If he made the lead, there was no way Spend a Buck was going to lose the Kentucky Derby. He did and he didn't.

His 5 1/4-length winning Derby margin is the biggest of the last 56 years. He went fast early and kept running fast all the way. No rival ever got close.

The Derby win set him up for a shot at a $2 million bonus for any horse that could sweep what was termed the Garden State Challenge. The four-race series ended with the $1 million Jersey Derby on Memorial Day. Spend a Buck won that race, the $600,000 first prize, and the $2 million bonus. He won it because Laffit Pincay wouldn't let him lose it.

If anybody ever tells you riders don't matter, tell them to watch the replay of the stretch drive of that race. Pincay, who has now won almost 9,500 races in his career, said it was the most pressure-packed ride of his life. By the way, has anybody ever seen Pincay lose a photo?

Spend a Buck won Horse of the Year in 1985. He won 10 of 15 starts and earned $4.2 million. He set two track records at Garden State and another at Monmouth Park. He was all speed, all the time.

In the spring of 1985, however, Spend a Buck and his connections were mired in controversy. After the Derby, owner Dennis Diaz and trainer Cam Gambolati decided to skip the Preakness and run for the bonus in New Jersey. By the reaction, you would have thought the world ended.

The purists couldn't believe any owner would pass on a chance to win the Triple Crown. Back then, however, there was no bonus for winning the Triple Crown so the decision wasn't that difficult. The very next year, a Triple Crown bonus of $5 million was initiated to keep the top 3-year-olds on the classics trail and away from Garden State.

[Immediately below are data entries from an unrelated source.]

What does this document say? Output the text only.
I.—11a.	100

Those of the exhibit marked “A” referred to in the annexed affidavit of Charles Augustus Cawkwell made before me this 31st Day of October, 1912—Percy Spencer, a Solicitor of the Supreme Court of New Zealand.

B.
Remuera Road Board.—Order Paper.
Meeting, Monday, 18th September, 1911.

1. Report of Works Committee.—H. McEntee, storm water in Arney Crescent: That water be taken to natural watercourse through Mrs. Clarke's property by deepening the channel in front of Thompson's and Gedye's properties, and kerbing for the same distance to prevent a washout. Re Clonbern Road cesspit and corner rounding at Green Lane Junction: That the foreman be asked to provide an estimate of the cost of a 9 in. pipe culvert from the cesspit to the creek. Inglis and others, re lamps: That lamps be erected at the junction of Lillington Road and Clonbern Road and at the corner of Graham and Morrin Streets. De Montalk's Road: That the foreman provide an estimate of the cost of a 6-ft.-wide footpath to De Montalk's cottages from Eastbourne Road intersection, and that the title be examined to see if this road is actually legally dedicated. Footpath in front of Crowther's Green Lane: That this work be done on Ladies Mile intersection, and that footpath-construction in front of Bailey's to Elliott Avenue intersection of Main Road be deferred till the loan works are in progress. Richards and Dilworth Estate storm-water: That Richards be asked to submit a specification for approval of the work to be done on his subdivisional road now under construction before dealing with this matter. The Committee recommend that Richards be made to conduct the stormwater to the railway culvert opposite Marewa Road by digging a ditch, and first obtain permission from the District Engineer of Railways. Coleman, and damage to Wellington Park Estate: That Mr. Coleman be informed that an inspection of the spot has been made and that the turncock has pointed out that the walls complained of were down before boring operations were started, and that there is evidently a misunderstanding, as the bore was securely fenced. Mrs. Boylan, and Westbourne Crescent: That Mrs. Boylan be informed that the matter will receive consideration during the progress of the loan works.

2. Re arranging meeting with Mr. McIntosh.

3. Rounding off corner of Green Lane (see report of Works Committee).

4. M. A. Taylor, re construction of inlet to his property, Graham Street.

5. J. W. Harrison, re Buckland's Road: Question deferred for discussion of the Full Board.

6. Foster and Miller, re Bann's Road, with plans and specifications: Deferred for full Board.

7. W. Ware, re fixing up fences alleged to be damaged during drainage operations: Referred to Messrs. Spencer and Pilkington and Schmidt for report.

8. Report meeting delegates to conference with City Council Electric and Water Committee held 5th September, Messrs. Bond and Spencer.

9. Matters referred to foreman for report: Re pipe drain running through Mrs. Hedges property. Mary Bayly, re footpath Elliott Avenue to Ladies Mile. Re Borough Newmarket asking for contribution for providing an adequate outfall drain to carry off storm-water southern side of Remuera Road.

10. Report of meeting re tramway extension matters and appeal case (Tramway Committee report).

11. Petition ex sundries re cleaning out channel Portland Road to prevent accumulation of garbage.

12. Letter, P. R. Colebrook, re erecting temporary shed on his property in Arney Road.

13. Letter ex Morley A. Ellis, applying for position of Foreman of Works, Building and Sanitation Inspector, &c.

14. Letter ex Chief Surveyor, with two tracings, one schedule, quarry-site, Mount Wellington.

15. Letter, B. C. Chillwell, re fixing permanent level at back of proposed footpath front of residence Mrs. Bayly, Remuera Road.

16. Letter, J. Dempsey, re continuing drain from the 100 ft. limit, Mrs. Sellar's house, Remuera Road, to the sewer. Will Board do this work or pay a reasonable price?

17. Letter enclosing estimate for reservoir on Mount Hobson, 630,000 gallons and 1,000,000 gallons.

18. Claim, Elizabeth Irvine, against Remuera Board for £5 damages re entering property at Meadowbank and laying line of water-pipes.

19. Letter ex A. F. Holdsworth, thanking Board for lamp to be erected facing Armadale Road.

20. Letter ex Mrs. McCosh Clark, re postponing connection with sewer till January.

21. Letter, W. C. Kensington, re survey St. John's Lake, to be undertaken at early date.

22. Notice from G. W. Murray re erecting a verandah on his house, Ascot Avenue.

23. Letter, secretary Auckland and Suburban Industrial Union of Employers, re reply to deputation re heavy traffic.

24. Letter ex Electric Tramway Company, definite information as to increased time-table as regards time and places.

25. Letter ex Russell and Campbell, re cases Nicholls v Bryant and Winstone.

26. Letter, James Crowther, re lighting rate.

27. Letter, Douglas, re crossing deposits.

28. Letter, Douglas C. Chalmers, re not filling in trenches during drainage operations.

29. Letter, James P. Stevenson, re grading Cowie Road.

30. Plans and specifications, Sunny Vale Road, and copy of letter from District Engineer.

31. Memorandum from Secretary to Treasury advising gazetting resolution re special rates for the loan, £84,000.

Garden State has since closed and no horse has been able to win the Triple Crown bonus.

It was Spend a Buck and his people who forced the Triple Crown to change with the times. Tradition only counts for so much. Money matters more.

Gambolati now lives in Pembroke Pines, Fla. He trains 12 horses.

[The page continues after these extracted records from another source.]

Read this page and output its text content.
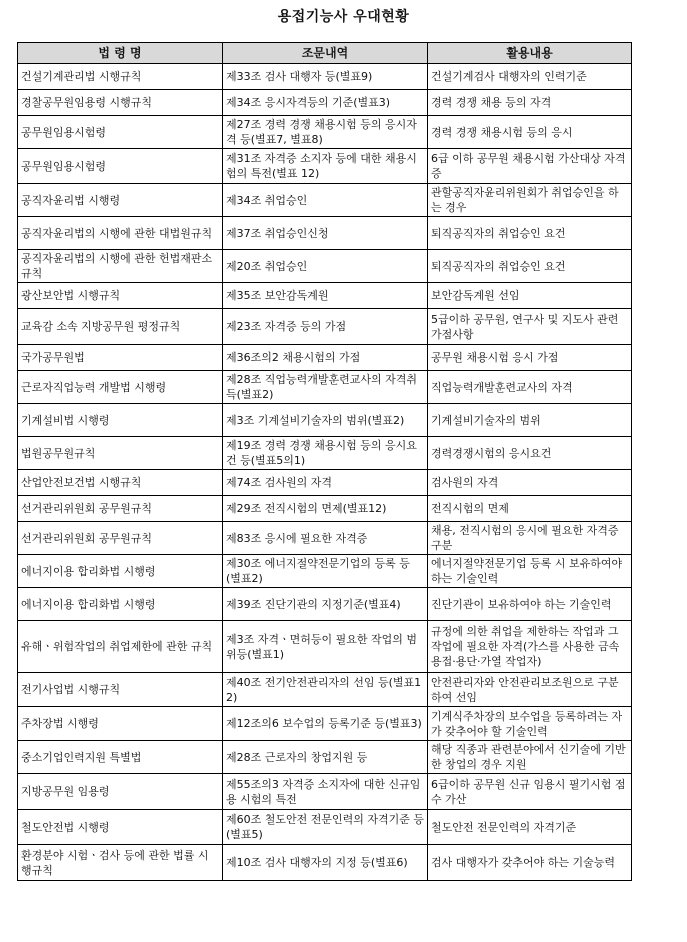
용접기능사 우대현황
법 령 명	조문내역	활용내용
건설기계관리법 시행규칙	제33조 검사 대행자 등(별표9)	건설기계검사 대행자의 인력기준
경찰공무원임용령 시행규칙	제34조 응시자격등의 기준(별표3)	경력 경쟁 채용 등의 자격
공무원임용시험령	제27조 경력 경쟁 채용시험 등의 응시자격 등(별표7, 별표8)	경력 경쟁 채용시험 등의 응시
공무원임용시험령	제31조 자격증 소지자 등에 대한 채용시험의 특전(별표 12)	6급 이하 공무원 채용시험 가산대상 자격증
공직자윤리법 시행령	제34조 취업승인	관할공직자윤리위원회가 취업승인을 하는 경우
공직자윤리법의 시행에 관한 대법원규칙	제37조 취업승인신청	퇴직공직자의 취업승인 요건
공직자윤리법의 시행에 관한 헌법재판소규칙	제20조 취업승인	퇴직공직자의 취업승인 요건
광산보안법 시행규칙	제35조 보안감독계원	보안감독계원 선임
교육감 소속 지방공무원 평정규칙	제23조 자격증 등의 가점	5급이하 공무원, 연구사 및 지도사 관련 가점사항
국가공무원법	제36조의2 채용시험의 가점	공무원 채용시험 응시 가점
근로자직업능력 개발법 시행령	제28조 직업능력개발훈련교사의 자격취득(별표2)	직업능력개발훈련교사의 자격
기계설비법 시행령	제3조 기계설비기술자의 범위(별표2)	기계설비기술자의 범위
법원공무원규칙	제19조 경력 경쟁 채용시험 등의 응시요건 등(별표5의1)	경력경쟁시험의 응시요건
산업안전보건법 시행규칙	제74조 검사원의 자격	검사원의 자격
선거관리위원회 공무원규칙	제29조 전직시험의 면제(별표12)	전직시험의 면제
선거관리위원회 공무원규칙	제83조 응시에 필요한 자격증	채용, 전직시험의 응시에 필요한 자격증 구분
에너지이용 합리화법 시행령	제30조 에너지절약전문기업의 등록 등(별표2)	에너지절약전문기업 등록 시 보유하여야하는 기술인력
에너지이용 합리화법 시행령	제39조 진단기관의 지정기준(별표4)	진단기관이 보유하여야 하는 기술인력
유해ㆍ위험작업의 취업제한에 관한 규칙	제3조 자격ㆍ면허등이 필요한 작업의 범위등(별표1)	규정에 의한 취업을 제한하는 작업과 그 작업에 필요한 자격(가스를 사용한 금속 용접·용단·가열 작업자)
전기사업법 시행규칙	제40조 전기안전관리자의 선임 등(별표12)	안전관리자와 안전관리보조원으로 구분하여 선임
주차장법 시행령	제12조의6 보수업의 등록기준 등(별표3)	기계식주차장의 보수업을 등록하려는 자가 갖추어야 할 기술인력
중소기업인력지원 특별법	제28조 근로자의 창업지원 등	해당 직종과 관련분야에서 신기술에 기반한 창업의 경우 지원
지방공무원 임용령	제55조의3 자격증 소지자에 대한 신규임용 시험의 특전	6급이하 공무원 신규 임용시 필기시험 점수 가산
철도안전법 시행령	제60조 철도안전 전문인력의 자격기준 등(별표5)	철도안전 전문인력의 자격기준
환경분야 시험ㆍ검사 등에 관한 법률 시행규칙	제10조 검사 대행자의 지정 등(별표6)	검사 대행자가 갖추어야 하는 기술능력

"I have some nice 3-year-olds,'' Gambolati said.

Gambolati said he knows it's "almost impossible" to get another horse like Spend a Buck. But he's still trying.

"I'm still at the track seven days a week at 4:30 a.m.,'' Gambolati said.

The bonus was very nice. The money spent well. The Derby, however, is forever.

"No matter where you go, there's only one race that people ask about,'' Gambolati said. "It's some memory.''

The bonus choice, however, would remain the same.

"When we went back to Garden State, it was chaos because it was controversy,'' Gambolati said. "Will Farish" - who would stand Spend a Buck at Lane's End Farm - "said, 'go with the money.'"

So, they did.

What if they hadn't?

"I would have won a Triple Crown,'' Gambolati said, without hesitation.